I told him the 14-year-old became a Trump voter.
“That’s the typical background or profile of somebody they would be using for that,” he said.
“If they said she was a Hillary supporter, then she’d be more dismissed by the local voters here in the state of Alabama. You’d have to paint her as a Trump supporter to be of any credibility,” … Blocker says.
Dale tallies the results of his attempted survey: “4 vehemently pro-Moore, 3 no comment/’haven’t read the story yet,’ 15 I couldn’t reach, 0 criticism of Moore.”
It will be interesting to see which way the prevailing wind is blowing by the time Dale succeeds in reaching those other 15 GOP county chairs. I’d like to think they’ll quickly come to see that defending an alleged child molester in order to justify voting for white nationalism really isn’t a good look. But we’ll see. Meanwhile, other reporters have begun poring over Moore’s squicky history as a judge, including his dubious record of downplaying accusations against sexual predators targeting children.
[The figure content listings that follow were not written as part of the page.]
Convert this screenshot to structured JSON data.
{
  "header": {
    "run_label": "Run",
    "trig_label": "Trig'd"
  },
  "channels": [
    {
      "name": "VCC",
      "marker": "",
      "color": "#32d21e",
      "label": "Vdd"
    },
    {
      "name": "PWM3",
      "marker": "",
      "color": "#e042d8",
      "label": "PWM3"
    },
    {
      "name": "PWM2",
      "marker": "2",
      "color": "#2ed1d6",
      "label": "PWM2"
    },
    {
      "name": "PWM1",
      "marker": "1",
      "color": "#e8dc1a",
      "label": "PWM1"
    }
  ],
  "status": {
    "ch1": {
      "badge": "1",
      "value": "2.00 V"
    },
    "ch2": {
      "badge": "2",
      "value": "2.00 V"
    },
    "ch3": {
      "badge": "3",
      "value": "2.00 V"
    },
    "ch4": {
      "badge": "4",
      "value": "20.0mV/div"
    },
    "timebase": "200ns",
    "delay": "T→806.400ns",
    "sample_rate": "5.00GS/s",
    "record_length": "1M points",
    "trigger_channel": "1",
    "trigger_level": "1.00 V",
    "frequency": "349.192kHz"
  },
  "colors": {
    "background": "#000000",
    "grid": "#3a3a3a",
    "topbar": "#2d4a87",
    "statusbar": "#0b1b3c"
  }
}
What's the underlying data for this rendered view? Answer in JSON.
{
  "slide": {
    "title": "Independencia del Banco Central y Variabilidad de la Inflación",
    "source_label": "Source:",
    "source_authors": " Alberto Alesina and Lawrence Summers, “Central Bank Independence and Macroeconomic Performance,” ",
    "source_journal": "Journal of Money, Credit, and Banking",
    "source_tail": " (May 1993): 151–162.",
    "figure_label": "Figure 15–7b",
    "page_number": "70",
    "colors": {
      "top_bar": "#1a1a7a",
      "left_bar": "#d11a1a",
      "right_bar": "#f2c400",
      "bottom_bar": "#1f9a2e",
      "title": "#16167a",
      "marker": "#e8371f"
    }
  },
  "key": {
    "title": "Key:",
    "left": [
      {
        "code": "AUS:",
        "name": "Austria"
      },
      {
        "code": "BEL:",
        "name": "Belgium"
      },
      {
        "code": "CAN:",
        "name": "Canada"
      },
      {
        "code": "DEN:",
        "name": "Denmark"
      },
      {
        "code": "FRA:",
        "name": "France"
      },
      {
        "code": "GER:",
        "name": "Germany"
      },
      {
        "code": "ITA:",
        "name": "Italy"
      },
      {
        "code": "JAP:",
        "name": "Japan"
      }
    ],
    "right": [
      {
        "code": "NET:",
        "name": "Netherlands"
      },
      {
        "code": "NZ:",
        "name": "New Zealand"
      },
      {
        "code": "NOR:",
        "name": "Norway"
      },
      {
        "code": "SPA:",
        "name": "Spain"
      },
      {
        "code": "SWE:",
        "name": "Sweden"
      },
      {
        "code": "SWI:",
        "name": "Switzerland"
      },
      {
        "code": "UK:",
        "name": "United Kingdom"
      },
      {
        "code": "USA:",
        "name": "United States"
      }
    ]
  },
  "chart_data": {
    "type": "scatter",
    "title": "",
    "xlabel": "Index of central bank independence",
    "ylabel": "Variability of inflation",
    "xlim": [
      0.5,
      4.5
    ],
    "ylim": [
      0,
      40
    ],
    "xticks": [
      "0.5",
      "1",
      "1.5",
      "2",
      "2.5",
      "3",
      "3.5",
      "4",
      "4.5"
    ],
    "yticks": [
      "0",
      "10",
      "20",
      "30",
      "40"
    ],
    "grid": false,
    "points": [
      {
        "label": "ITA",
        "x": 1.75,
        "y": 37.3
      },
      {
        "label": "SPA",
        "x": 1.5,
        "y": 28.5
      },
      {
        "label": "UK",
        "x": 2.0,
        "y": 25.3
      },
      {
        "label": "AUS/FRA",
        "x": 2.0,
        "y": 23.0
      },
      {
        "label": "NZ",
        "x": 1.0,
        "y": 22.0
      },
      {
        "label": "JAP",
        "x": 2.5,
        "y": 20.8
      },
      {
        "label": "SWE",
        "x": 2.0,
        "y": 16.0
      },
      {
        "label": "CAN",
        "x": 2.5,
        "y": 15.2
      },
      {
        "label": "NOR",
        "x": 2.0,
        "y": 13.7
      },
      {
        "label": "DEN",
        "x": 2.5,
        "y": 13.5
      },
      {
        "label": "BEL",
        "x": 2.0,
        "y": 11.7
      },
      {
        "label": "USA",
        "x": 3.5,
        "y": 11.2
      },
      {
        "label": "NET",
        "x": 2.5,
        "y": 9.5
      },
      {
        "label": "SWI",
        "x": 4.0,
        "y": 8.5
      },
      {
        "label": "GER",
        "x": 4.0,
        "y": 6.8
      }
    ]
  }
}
Will any of that matter when Alabama voters go to the polls next month to choose their next senator? I have my doubts. Here’s another nugget from Daniel Dale:
After a long pause, Alabama Bibb County Republican chairman Jerry Pow tells me he’d vote for Roy Moore even if Moore did commit a sex crime against a girl. “I would vote for Judge Moore because I wouldn’t want to vote for Doug,” he says.
“Doug,” you see, is Doug Jones — Moore’s opponent in that senate race, who is not just a Democrat, but also the man who prosecuted the klansmen responsible for the 1963 bombing of the 16th Street Baptist Church in Birmingham. Doug Jones sided with those four little black girls rather than siding with the defense of white hegemony in Alabama.
For Republicans in the Year of Our Trump 2017, that makes him worse than a child molester.